The Green Energy Subsidy Lie

Environmentalists have long complained about oil and gas industry subsidies. But we don’t hear from them regarding the subsidies paid out for politically favored renewable energy programs, even though the supposedly green sources are dining sumptuously on taxpayers’ dollars. In fact, renewables are more heavily subsidized than the fossil fuels, and it would be difficult if not impossible for them to exist without the support.

From 2016 to 2022, “energy-specific subsidies and support” totaled $183.3 billion, according to a U.S. Energy Information Administration report. While “wind and solar power account for about 21% of domestic electricity production,” they nevertheless took in “a staggering $83.8 billion in subsidies, by far the largest share compared to any other category,” says Fox News.
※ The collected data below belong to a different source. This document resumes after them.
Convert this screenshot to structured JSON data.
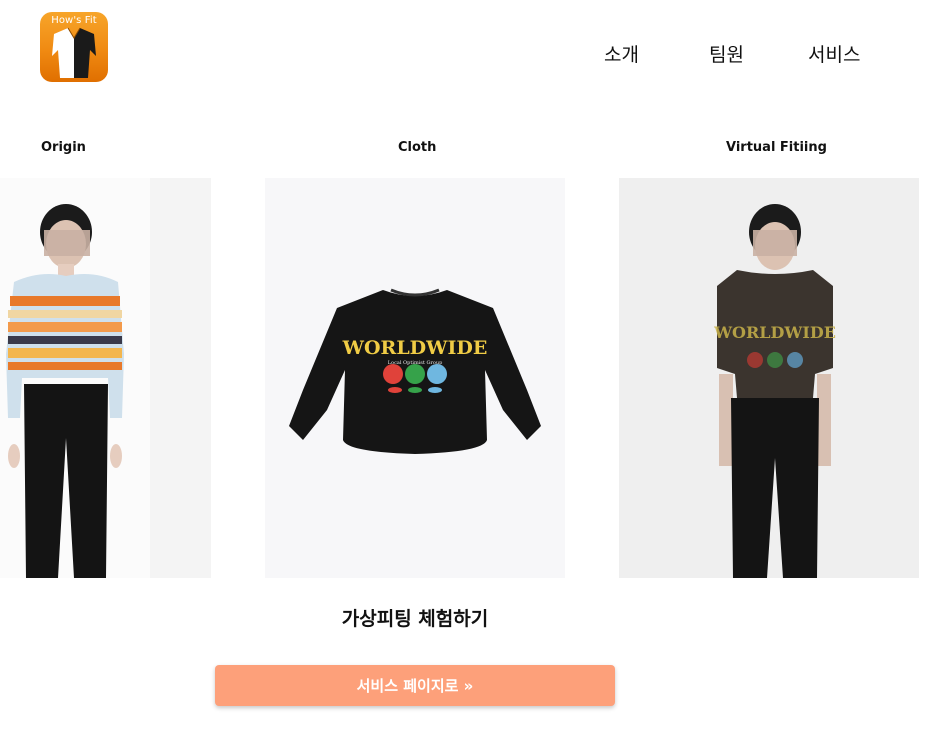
{
  "header": {
    "logo_text": "How's Fit",
    "nav": [
      {
        "label": "소개"
      },
      {
        "label": "팀원"
      },
      {
        "label": "서비스"
      }
    ]
  },
  "gallery": {
    "columns": [
      {
        "title": "Origin"
      },
      {
        "title": "Cloth"
      },
      {
        "title": "Virtual Fitiing"
      }
    ],
    "cloth_print": {
      "headline": "WORLDWIDE",
      "subline": "Local Optimist Group"
    }
  },
  "cta_section": {
    "title": "가상피팅 체험하기",
    "button_label": "서비스 페이지로 »"
  },
  "colors": {
    "accent": "#fda07a",
    "logo_orange": "#f08a12",
    "text": "#111111"
  },
  "icons": [
    "coat-logo-icon"
  ]
}
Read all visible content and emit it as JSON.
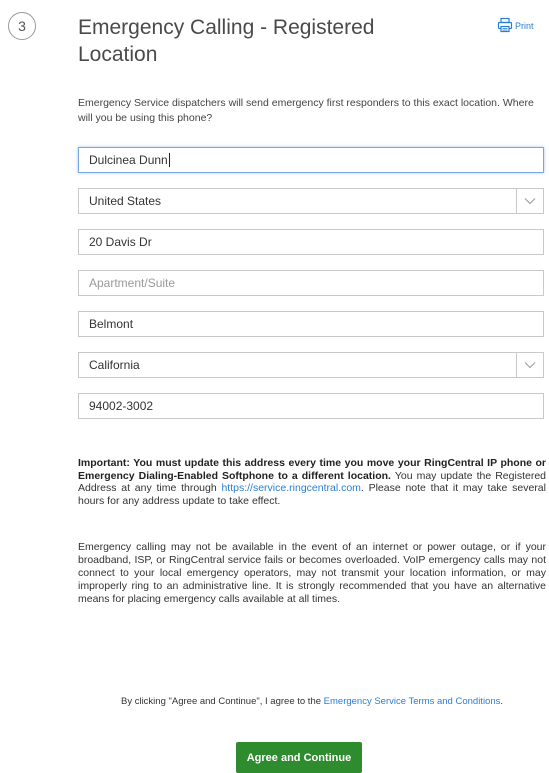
{
  "step": {
    "number": "3"
  },
  "header": {
    "title": "Emergency Calling - Registered Location",
    "print_label": "Print"
  },
  "intro_text": "Emergency Service dispatchers will send emergency first responders to this exact location. Where will you be using this phone?",
  "form": {
    "name": {
      "value": "Dulcinea Dunn"
    },
    "country": {
      "value": "United States"
    },
    "street": {
      "value": "20 Davis Dr"
    },
    "apartment": {
      "value": "",
      "placeholder": "Apartment/Suite"
    },
    "city": {
      "value": "Belmont"
    },
    "state": {
      "value": "California"
    },
    "zip": {
      "value": "94002-3002"
    }
  },
  "important": {
    "bold_text": "Important: You must update this address every time you move your RingCentral IP phone or Emergency Dialing-Enabled Softphone to a different location.",
    "text_before_link": "You may update the Registered Address at any time through ",
    "link": "https://service.ringcentral.com",
    "text_after_link": ". Please note that it may take several hours for any address update to take effect."
  },
  "disclaimer": "Emergency calling may not be available in the event of an internet or power outage, or if your broadband, ISP, or RingCentral service fails or becomes overloaded. VoIP emergency calls may not connect to your local emergency operators, may not transmit your location information, or may improperly ring to an administrative line. It is strongly recommended that you have an alternative means for placing emergency calls available at all times.",
  "consent": {
    "prefix": "By clicking \"Agree and Continue\", I agree to the ",
    "link": "Emergency Service Terms and Conditions",
    "suffix": "."
  },
  "actions": {
    "agree_label": "Agree and Continue"
  },
  "colors": {
    "accent": "#2a7fd4",
    "button": "#2e8b2e"
  }
}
The EIA says that over that period, “nearly half (46%) of federal energy subsidies were associated with renewable energy,” with “federal support for renewable energy of all types” more than doubling, from $7.4 billion in fiscal 2016 to $15.6 billion in fiscal 2022.

Meanwhile, “natural gas and petroleum-related tax expenditures” – which are not direct government spending nor tax loopholes – were $2.1 billion in fiscal 2022.

“For years Democrats have claimed technologies like solar energy are cheaper than coal, oil, natural gas, and nuclear. This report makes clear that solar is largely dependent on heavy subsidies with taxpayer dollars,” Senate Energy and Natural Resources Committee Ranking Member John Barrasso, R-Wyo., told Fox earlier this week.

In truth, the fossil fuel industry receives no special benefits but simply takes advantage of the breaks all business are eligible for.

“The oil and natural gas industry doesn’t get the guaranteed loans made famous by the Solyndra affair,” former American Petroleum Institute President Jack Gerard once said.

Just like Apple, Starbucks and Amazon, fossil fuel companies can deduct the cost of doing business and asset depreciation. They can also utilize foreign tax credits as well as the breaks Congress created for domestic manufacturing. In instances when oil companies don’t pay the royalties that are usually required to extract oil and gas from public lands, the business incomes derived from these operations are still “taxed at the same levels as any other income,” explains this Forbes contributor.

Because they are the darlings of the ruling class, Washington lavishes dollars on green energy companies, such as Solyndra, the $500 million solar panel wreck. Economist Stephen Moore says that “over the last 30 or so years, the renewable energy industry has received well over $100 billion in federal, state and local handouts.” He wrote that in 2019, before the Democrats’ Inflation Reduction Act began delivering “funding, programs, and incentives to accelerate the transition to a clean energy economy,” and the White House restarted the “Obama-era green energy loan program that funded Solyndra and cost taxpayers billions.”

The sort of direct aid spent on renewable energy is hardly the same as oil and gas companies using the same tax code as every other business to keep their liabilities down. And there’s more to come, much more. The Economist reported earlier this year that there’s up to $800 billion “in clean‐​energy handouts now up for grabs over the coming decade,” because of the Inflation Reduction Act. We live in an odd world in which energy sources are “consuming taxes instead of paying them.”

History shows that energy production and consumption have progressed effectively without government meddling. Now we are in a transition that is being mandated by politics, not advanced by markets. As oil analyst Euan Mearns says, it might “go down as one of the greatest acts of economic, environmental and social vandalism in human history.”